Le lendemain matin, Charlotte profita d’une promenade qu’elle fit avec son mari, pour faire revenir l’entretien sur le sujet de la veille ; car elle était convaincue que le meilleur moyen de combattre une résolution prise, était d’en parler souvent.

Édouard reprit cette discussion avec plaisir. D’un caractère impressionnable, il s’animait facilement, et la vivacité de ses désirs allait souvent jusqu’à l’impatience ; mais, craignant toujours d’offenser ou de blesser, il était encore aimable lors même qu’il se rendait importun. N’ayant pu convaincre sa femme, il parvint à la charmer, presque à la séduire.

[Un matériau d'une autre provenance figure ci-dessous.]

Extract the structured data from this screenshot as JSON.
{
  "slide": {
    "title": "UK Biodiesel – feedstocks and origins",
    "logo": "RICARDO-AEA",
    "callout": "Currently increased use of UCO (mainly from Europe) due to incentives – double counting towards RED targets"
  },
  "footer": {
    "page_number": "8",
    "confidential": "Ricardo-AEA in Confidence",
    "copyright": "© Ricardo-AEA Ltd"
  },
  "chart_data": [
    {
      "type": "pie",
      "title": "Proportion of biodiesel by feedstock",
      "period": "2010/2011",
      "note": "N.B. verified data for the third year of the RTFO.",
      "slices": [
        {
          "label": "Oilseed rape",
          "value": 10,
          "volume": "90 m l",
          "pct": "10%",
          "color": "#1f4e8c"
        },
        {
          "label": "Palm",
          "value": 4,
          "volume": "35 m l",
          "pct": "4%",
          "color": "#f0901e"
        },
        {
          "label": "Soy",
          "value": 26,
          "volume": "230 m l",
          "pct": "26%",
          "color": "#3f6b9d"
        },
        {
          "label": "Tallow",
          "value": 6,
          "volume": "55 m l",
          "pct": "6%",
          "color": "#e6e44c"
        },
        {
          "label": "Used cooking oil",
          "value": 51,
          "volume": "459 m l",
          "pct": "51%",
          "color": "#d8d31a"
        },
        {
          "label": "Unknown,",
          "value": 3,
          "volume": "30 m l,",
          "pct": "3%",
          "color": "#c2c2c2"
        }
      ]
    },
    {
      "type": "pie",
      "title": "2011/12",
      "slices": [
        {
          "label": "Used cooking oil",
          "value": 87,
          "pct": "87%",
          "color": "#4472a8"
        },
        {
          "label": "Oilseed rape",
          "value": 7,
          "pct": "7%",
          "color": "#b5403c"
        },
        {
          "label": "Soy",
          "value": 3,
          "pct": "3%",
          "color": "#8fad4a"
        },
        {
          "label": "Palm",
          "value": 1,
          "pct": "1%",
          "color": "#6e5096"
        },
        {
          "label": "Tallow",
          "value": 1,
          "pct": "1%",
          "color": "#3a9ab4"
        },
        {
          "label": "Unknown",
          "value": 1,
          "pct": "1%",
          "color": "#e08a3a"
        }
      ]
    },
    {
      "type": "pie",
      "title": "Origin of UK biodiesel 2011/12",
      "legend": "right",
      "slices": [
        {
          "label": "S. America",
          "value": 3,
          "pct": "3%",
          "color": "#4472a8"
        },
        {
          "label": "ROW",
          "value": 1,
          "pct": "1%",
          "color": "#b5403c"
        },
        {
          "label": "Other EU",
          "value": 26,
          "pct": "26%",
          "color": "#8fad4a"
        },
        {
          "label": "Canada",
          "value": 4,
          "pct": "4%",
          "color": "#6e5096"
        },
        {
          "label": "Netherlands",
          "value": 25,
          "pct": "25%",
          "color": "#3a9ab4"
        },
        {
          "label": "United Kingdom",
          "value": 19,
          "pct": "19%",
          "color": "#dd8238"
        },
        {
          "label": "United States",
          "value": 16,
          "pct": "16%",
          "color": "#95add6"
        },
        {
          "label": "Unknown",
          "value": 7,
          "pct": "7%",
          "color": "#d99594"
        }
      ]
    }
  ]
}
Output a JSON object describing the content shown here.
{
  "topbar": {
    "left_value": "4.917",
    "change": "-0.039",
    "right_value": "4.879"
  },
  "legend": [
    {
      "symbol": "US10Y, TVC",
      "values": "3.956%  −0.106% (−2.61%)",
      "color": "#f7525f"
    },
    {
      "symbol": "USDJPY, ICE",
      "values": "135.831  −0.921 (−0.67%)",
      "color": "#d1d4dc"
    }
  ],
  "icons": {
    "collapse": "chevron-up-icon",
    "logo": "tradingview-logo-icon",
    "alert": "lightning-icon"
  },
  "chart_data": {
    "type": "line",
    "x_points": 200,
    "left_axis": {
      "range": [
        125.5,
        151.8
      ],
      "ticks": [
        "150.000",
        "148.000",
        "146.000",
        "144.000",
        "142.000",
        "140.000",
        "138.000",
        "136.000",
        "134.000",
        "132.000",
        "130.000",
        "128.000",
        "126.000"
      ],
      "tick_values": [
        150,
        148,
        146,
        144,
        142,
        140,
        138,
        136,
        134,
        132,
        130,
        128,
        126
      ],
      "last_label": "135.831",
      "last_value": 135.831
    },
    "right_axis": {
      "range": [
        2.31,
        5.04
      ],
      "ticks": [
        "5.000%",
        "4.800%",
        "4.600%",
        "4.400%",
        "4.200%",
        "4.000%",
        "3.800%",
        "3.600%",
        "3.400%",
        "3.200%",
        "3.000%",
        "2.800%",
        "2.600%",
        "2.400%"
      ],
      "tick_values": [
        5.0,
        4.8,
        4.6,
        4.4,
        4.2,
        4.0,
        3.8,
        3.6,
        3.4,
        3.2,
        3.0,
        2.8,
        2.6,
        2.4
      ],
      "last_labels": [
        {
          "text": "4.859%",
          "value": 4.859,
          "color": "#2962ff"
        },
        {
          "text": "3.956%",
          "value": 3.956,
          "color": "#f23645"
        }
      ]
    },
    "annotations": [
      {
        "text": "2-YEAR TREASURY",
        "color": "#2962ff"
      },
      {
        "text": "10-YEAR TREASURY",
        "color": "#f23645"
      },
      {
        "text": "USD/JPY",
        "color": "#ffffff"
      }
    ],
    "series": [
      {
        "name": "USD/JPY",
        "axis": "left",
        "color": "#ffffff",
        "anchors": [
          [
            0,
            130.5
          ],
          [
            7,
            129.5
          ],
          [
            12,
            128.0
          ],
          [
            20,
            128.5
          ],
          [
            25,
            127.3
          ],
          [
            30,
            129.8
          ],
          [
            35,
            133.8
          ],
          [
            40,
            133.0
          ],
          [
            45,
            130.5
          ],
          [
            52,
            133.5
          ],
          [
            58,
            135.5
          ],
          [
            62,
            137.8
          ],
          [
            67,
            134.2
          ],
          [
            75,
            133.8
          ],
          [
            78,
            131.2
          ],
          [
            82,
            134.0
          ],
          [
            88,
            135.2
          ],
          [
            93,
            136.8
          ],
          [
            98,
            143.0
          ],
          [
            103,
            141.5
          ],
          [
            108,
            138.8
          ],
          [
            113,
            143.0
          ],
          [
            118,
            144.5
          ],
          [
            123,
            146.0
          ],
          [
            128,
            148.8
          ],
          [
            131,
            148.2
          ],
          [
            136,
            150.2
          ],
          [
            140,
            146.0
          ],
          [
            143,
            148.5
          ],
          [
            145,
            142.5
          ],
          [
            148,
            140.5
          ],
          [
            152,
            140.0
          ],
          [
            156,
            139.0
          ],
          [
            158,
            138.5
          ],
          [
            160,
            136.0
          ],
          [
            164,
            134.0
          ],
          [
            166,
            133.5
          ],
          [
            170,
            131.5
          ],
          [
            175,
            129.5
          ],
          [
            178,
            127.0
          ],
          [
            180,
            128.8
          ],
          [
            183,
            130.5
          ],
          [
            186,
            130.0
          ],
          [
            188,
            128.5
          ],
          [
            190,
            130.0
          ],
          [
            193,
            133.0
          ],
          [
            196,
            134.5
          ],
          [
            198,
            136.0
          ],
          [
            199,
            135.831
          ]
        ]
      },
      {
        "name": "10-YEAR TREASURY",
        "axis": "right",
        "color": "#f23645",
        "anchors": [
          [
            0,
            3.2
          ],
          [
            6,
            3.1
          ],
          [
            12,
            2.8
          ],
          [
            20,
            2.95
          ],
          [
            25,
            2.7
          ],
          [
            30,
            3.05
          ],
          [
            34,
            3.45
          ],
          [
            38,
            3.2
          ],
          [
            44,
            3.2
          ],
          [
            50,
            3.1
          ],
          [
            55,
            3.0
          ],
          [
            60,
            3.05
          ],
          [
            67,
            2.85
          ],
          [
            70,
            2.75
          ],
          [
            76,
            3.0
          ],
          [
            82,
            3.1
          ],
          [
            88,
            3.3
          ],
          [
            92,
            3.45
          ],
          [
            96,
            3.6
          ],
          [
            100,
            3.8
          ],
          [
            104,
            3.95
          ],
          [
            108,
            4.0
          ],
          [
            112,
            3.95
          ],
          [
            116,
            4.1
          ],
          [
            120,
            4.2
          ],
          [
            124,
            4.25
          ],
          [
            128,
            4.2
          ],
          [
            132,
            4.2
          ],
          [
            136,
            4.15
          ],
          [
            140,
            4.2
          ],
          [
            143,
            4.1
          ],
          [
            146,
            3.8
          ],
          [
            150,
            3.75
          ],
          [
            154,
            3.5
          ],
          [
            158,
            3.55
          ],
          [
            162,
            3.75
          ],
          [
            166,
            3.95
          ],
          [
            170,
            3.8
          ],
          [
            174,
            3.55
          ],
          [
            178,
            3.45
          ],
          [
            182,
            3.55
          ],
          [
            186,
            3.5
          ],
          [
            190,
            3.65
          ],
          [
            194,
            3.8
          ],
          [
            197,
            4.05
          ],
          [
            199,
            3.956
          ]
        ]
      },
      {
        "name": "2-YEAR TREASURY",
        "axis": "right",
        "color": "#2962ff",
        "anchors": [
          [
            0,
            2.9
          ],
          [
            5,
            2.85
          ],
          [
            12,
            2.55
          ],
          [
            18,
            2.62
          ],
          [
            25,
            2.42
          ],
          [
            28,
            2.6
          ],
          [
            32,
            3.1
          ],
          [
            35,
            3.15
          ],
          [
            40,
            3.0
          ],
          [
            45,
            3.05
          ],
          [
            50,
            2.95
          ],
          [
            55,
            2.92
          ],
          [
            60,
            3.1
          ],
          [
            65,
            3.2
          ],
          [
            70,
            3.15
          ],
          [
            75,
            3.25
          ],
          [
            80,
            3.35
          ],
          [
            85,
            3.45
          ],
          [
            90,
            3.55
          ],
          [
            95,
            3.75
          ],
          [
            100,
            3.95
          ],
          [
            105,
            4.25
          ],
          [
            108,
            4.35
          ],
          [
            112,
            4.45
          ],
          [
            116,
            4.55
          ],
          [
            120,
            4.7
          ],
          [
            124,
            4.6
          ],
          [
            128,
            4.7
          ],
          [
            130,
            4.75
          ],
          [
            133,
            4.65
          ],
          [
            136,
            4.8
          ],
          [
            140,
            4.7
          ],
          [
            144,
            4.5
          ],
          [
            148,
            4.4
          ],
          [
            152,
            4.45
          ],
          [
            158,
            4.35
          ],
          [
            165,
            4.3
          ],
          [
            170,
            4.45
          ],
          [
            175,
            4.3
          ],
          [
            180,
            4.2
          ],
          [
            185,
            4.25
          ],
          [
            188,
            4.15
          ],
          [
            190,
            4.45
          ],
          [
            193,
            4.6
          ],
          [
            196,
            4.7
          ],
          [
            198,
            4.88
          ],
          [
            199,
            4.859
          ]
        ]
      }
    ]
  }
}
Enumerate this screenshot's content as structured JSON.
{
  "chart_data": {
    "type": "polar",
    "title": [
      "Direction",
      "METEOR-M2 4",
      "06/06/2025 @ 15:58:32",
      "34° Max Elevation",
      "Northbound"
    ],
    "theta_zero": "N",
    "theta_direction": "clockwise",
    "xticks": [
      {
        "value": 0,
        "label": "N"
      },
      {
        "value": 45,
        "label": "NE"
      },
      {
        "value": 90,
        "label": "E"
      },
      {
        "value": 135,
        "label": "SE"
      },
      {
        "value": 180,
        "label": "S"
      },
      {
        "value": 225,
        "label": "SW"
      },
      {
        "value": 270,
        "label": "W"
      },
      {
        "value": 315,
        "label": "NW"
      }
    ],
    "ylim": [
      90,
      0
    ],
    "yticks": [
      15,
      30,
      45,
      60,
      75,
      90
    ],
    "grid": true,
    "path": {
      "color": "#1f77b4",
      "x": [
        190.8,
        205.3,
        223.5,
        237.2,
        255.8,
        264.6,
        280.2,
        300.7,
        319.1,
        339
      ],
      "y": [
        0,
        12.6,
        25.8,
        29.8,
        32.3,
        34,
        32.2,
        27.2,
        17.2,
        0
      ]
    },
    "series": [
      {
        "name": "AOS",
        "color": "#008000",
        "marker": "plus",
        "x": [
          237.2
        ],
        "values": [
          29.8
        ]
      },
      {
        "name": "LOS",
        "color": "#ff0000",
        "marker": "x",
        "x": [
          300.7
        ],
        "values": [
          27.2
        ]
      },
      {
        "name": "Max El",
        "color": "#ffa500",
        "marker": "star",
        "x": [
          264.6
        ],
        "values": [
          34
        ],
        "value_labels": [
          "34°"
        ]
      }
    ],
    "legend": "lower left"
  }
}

— Je te devine ! s’écria-t-elle, tu veux que j’accorde aujourd’hui à l’amant ce que j’ai refusé hier au mari. Si j’ai encore la force de résister à des vœux que tu m’exprimes d’une manière si séduisante, il faut du moins que je te fasse une révélation à peu près semblable à la tienne. Oui, je me trouve dans le même cas que toi, et je me suis volontairement imposé le sacrifice que j’ai osé espérer de ta tendresse.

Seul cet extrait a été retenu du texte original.